Officials from the Netherlands and Japan were in Washington discussing a wide range of issues in talks led by White House national security adviser Jake Sullivan on Friday.
When asked on Friday if an agreement on semiconductors had been discussed, US president Joe Biden said: “Yes, we talked about a lot of things, but a lot of it is private.”
China’s semiconductor industry has become a key target of US export restrictions. Beijing has ploughed money into cultivating its domestic industry but its fabrication plants, known as fabs, still heavily rely on foreign-made equipment.
SMIC, China’s largest fab, makes chips that go into products for the automotive sector, internet-of-things devices and some smartphones.
The US put SMIC on its Entity List in 2020 – effectively barring Dutch firm ASML from providing extreme ultraviolet lithography machines to SMIC.
YMTC is China’s only player in the global Nand memory market – an ultra-competitive sector long dominated by a handful of firms from the US and South Korea.
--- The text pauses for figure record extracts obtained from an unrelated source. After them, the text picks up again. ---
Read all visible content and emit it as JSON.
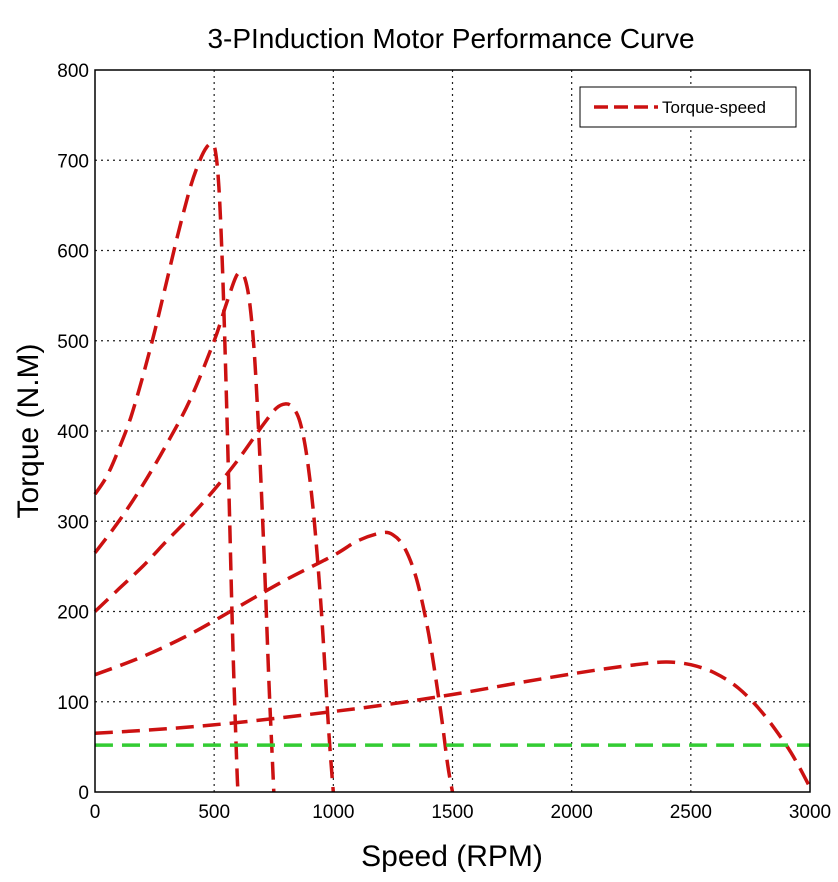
{
  "chart_data": {
    "type": "line",
    "title": "3-PInduction Motor Performance Curve",
    "xlabel": "Speed (RPM)",
    "ylabel": "Torque (N.M)",
    "xlim": [
      0,
      3000
    ],
    "ylim": [
      0,
      800
    ],
    "xticks": [
      0,
      500,
      1000,
      1500,
      2000,
      2500,
      3000
    ],
    "yticks": [
      0,
      100,
      200,
      300,
      400,
      500,
      600,
      700,
      800
    ],
    "grid": true,
    "legend": {
      "position": "top-right",
      "entries": [
        "Torque-speed"
      ]
    },
    "colors": {
      "curve": "#cc1111",
      "load": "#33cc33"
    },
    "series": [
      {
        "name": "Torque-speed",
        "color": "#cc1111",
        "x": [
          0,
          50,
          100,
          150,
          200,
          250,
          300,
          350,
          400,
          440,
          470,
          490,
          505,
          520,
          535,
          550,
          565,
          580,
          595,
          600
        ],
        "y": [
          330,
          350,
          380,
          415,
          460,
          510,
          565,
          620,
          670,
          700,
          715,
          718,
          710,
          670,
          580,
          450,
          300,
          150,
          30,
          0
        ]
      },
      {
        "color": "#cc1111",
        "x": [
          0,
          100,
          200,
          300,
          400,
          500,
          550,
          590,
          610,
          630,
          650,
          670,
          690,
          710,
          730,
          745,
          750
        ],
        "y": [
          265,
          300,
          340,
          385,
          435,
          500,
          540,
          570,
          575,
          568,
          540,
          480,
          380,
          260,
          120,
          30,
          0
        ]
      },
      {
        "color": "#cc1111",
        "x": [
          0,
          100,
          200,
          300,
          400,
          500,
          600,
          700,
          760,
          800,
          830,
          860,
          890,
          920,
          950,
          980,
          1000
        ],
        "y": [
          200,
          225,
          250,
          278,
          305,
          335,
          368,
          405,
          425,
          430,
          426,
          410,
          370,
          300,
          200,
          70,
          0
        ]
      },
      {
        "color": "#cc1111",
        "x": [
          0,
          200,
          400,
          600,
          800,
          1000,
          1100,
          1200,
          1250,
          1300,
          1350,
          1400,
          1450,
          1480,
          1500
        ],
        "y": [
          130,
          150,
          175,
          205,
          235,
          262,
          278,
          287,
          285,
          270,
          235,
          175,
          90,
          30,
          0
        ]
      },
      {
        "color": "#cc1111",
        "x": [
          0,
          300,
          600,
          900,
          1200,
          1500,
          1800,
          2100,
          2300,
          2400,
          2500,
          2600,
          2700,
          2800,
          2900,
          2950,
          3000
        ],
        "y": [
          65,
          70,
          77,
          86,
          96,
          108,
          122,
          135,
          142,
          144,
          141,
          132,
          115,
          88,
          52,
          30,
          5
        ]
      },
      {
        "color": "#33cc33",
        "x": [
          0,
          1500,
          3000
        ],
        "y": [
          52,
          52,
          52
        ]
      }
    ]
  }
}
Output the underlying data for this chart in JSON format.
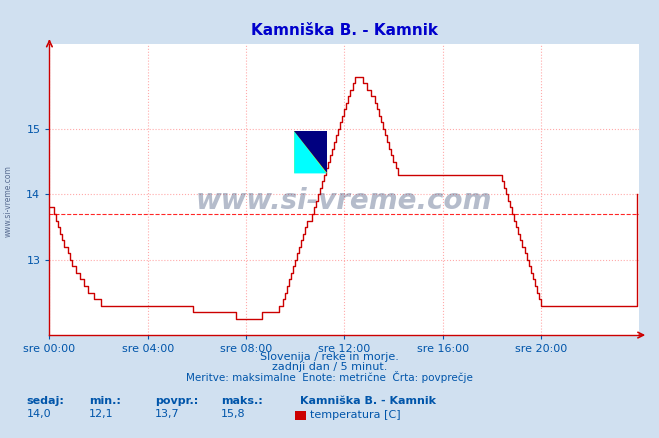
{
  "title": "Kamniška B. - Kamnik",
  "title_color": "#0000cc",
  "bg_color": "#d0e0f0",
  "plot_bg_color": "#ffffff",
  "line_color": "#cc0000",
  "grid_color": "#ffaaaa",
  "avg_line_color": "#ff0000",
  "avg_value": 13.7,
  "ylim": [
    11.85,
    16.3
  ],
  "yticks": [
    13,
    14,
    15
  ],
  "tick_color": "#0055aa",
  "spine_color": "#cc0000",
  "watermark_text": "www.si-vreme.com",
  "watermark_color": "#1a3060",
  "watermark_alpha": 0.32,
  "footer_line1": "Slovenija / reke in morje.",
  "footer_line2": "zadnji dan / 5 minut.",
  "footer_line3": "Meritve: maksimalne  Enote: metrične  Črta: povprečje",
  "footer_color": "#0055aa",
  "stat_labels": [
    "sedaj:",
    "min.:",
    "povpr.:",
    "maks.:"
  ],
  "stat_values": [
    "14,0",
    "12,1",
    "13,7",
    "15,8"
  ],
  "legend_station": "Kamniška B. - Kamnik",
  "legend_label": "temperatura [C]",
  "legend_color": "#cc0000",
  "x_tick_labels": [
    "sre 00:00",
    "sre 04:00",
    "sre 08:00",
    "sre 12:00",
    "sre 16:00",
    "sre 20:00"
  ],
  "x_tick_positions": [
    0,
    48,
    96,
    144,
    192,
    240
  ],
  "total_points": 288,
  "temperature_data": [
    13.8,
    13.8,
    13.7,
    13.6,
    13.5,
    13.4,
    13.3,
    13.2,
    13.2,
    13.1,
    13.0,
    12.9,
    12.9,
    12.8,
    12.8,
    12.7,
    12.7,
    12.6,
    12.6,
    12.5,
    12.5,
    12.5,
    12.4,
    12.4,
    12.4,
    12.3,
    12.3,
    12.3,
    12.3,
    12.3,
    12.3,
    12.3,
    12.3,
    12.3,
    12.3,
    12.3,
    12.3,
    12.3,
    12.3,
    12.3,
    12.3,
    12.3,
    12.3,
    12.3,
    12.3,
    12.3,
    12.3,
    12.3,
    12.3,
    12.3,
    12.3,
    12.3,
    12.3,
    12.3,
    12.3,
    12.3,
    12.3,
    12.3,
    12.3,
    12.3,
    12.3,
    12.3,
    12.3,
    12.3,
    12.3,
    12.3,
    12.3,
    12.3,
    12.3,
    12.3,
    12.2,
    12.2,
    12.2,
    12.2,
    12.2,
    12.2,
    12.2,
    12.2,
    12.2,
    12.2,
    12.2,
    12.2,
    12.2,
    12.2,
    12.2,
    12.2,
    12.2,
    12.2,
    12.2,
    12.2,
    12.2,
    12.1,
    12.1,
    12.1,
    12.1,
    12.1,
    12.1,
    12.1,
    12.1,
    12.1,
    12.1,
    12.1,
    12.1,
    12.1,
    12.2,
    12.2,
    12.2,
    12.2,
    12.2,
    12.2,
    12.2,
    12.2,
    12.3,
    12.3,
    12.4,
    12.5,
    12.6,
    12.7,
    12.8,
    12.9,
    13.0,
    13.1,
    13.2,
    13.3,
    13.4,
    13.5,
    13.6,
    13.6,
    13.7,
    13.8,
    13.9,
    14.0,
    14.1,
    14.2,
    14.3,
    14.4,
    14.5,
    14.6,
    14.7,
    14.8,
    14.9,
    15.0,
    15.1,
    15.2,
    15.3,
    15.4,
    15.5,
    15.6,
    15.7,
    15.8,
    15.8,
    15.8,
    15.8,
    15.7,
    15.7,
    15.6,
    15.6,
    15.5,
    15.5,
    15.4,
    15.3,
    15.2,
    15.1,
    15.0,
    14.9,
    14.8,
    14.7,
    14.6,
    14.5,
    14.4,
    14.3,
    14.3,
    14.3,
    14.3,
    14.3,
    14.3,
    14.3,
    14.3,
    14.3,
    14.3,
    14.3,
    14.3,
    14.3,
    14.3,
    14.3,
    14.3,
    14.3,
    14.3,
    14.3,
    14.3,
    14.3,
    14.3,
    14.3,
    14.3,
    14.3,
    14.3,
    14.3,
    14.3,
    14.3,
    14.3,
    14.3,
    14.3,
    14.3,
    14.3,
    14.3,
    14.3,
    14.3,
    14.3,
    14.3,
    14.3,
    14.3,
    14.3,
    14.3,
    14.3,
    14.3,
    14.3,
    14.3,
    14.3,
    14.3,
    14.3,
    14.3,
    14.2,
    14.1,
    14.0,
    13.9,
    13.8,
    13.7,
    13.6,
    13.5,
    13.4,
    13.3,
    13.2,
    13.1,
    13.0,
    12.9,
    12.8,
    12.7,
    12.6,
    12.5,
    12.4,
    12.3,
    12.3,
    12.3,
    12.3,
    12.3,
    12.3,
    12.3,
    12.3,
    12.3,
    12.3,
    12.3,
    12.3,
    12.3,
    12.3,
    12.3,
    12.3,
    12.3,
    12.3,
    12.3,
    12.3,
    12.3,
    12.3,
    12.3,
    12.3,
    12.3,
    12.3,
    12.3,
    12.3,
    12.3,
    12.3,
    12.3,
    12.3,
    12.3,
    12.3,
    12.3,
    12.3,
    12.3,
    12.3,
    12.3,
    12.3,
    12.3,
    12.3,
    12.3,
    12.3,
    12.3,
    12.3,
    12.3,
    14.0
  ]
}
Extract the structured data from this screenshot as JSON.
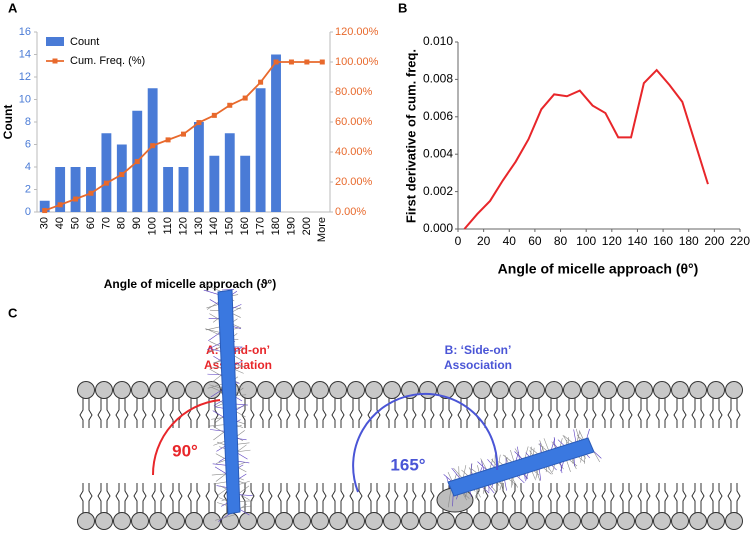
{
  "chart_data": [
    {
      "type": "bar",
      "panel_label": "A",
      "categories": [
        "30",
        "40",
        "50",
        "60",
        "70",
        "80",
        "90",
        "100",
        "110",
        "120",
        "130",
        "140",
        "150",
        "160",
        "170",
        "180",
        "190",
        "200",
        "More"
      ],
      "series": [
        {
          "name": "Count",
          "color": "#4a7bd6",
          "values": [
            1,
            4,
            4,
            4,
            7,
            6,
            9,
            11,
            4,
            4,
            8,
            5,
            7,
            5,
            11,
            14,
            0,
            0,
            0
          ]
        },
        {
          "name": "Cum. Freq. (%)",
          "color": "#e8692c",
          "type": "line",
          "axis": "y2",
          "values": [
            0.96,
            4.81,
            8.65,
            12.5,
            19.23,
            25,
            33.65,
            44.23,
            48.08,
            51.92,
            59.62,
            64.42,
            71.15,
            75.96,
            86.54,
            100,
            100,
            100,
            100
          ]
        }
      ],
      "xlabel": "Angle of micelle approach (ϑ°)",
      "ylabel": "Count",
      "ylim": [
        0,
        16
      ],
      "yticks": [
        0,
        2,
        4,
        6,
        8,
        10,
        12,
        14,
        16
      ],
      "y2lim": [
        0,
        120
      ],
      "y2ticks": [
        {
          "value": 0,
          "label": "0.00%"
        },
        {
          "value": 20,
          "label": "20.00%"
        },
        {
          "value": 40,
          "label": "40.00%"
        },
        {
          "value": 60,
          "label": "60.00%"
        },
        {
          "value": 80,
          "label": "80.00%"
        },
        {
          "value": 100,
          "label": "100.00%"
        },
        {
          "value": 120,
          "label": "120.00%"
        }
      ],
      "legend": "top-left"
    },
    {
      "type": "line",
      "panel_label": "B",
      "x": [
        5,
        15,
        25,
        35,
        45,
        55,
        65,
        75,
        85,
        95,
        105,
        115,
        125,
        135,
        145,
        155,
        165,
        175,
        185,
        195
      ],
      "series": [
        {
          "color": "#e8262a",
          "values": [
            0,
            0.0008,
            0.0015,
            0.0026,
            0.0036,
            0.0048,
            0.0064,
            0.0072,
            0.0071,
            0.0074,
            0.0066,
            0.0062,
            0.0049,
            0.0049,
            0.0078,
            0.0085,
            0.0077,
            0.0068,
            0.0046,
            0.0024
          ]
        }
      ],
      "xlabel": "Angle of micelle approach (θ°)",
      "ylabel": "First derivative of cum. freq.",
      "xlim": [
        0,
        220
      ],
      "xticks": [
        0,
        20,
        40,
        60,
        80,
        100,
        120,
        140,
        160,
        180,
        200,
        220
      ],
      "ylim": [
        0,
        0.01
      ],
      "yticks": [
        {
          "value": 0,
          "label": "0.000"
        },
        0.002,
        0.004,
        0.006,
        0.008,
        {
          "value": 0.01,
          "label": "0.010"
        }
      ]
    }
  ],
  "diagram": {
    "panel_label": "C",
    "end_on": {
      "title": "A: ‘End-on’",
      "subtitle": "Association",
      "angle": "90°"
    },
    "side_on": {
      "title": "B: ‘Side-on’",
      "subtitle": "Association",
      "angle": "165°"
    }
  }
}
It designs and makes chips and was added to the US Entity List in 2022.
YMTC unveiled a chip in 2022 with 232 layers of memory cells, placing it closer to rivals such as South Korea’s Samsung. Experts said equipment export restrictions are likely to derail further efforts.
CXMT is China’s only major player designing and making Dram chips, which like Nand memory is a sector long dominated by a handful of companies in the United States, South Korea and Taiwan.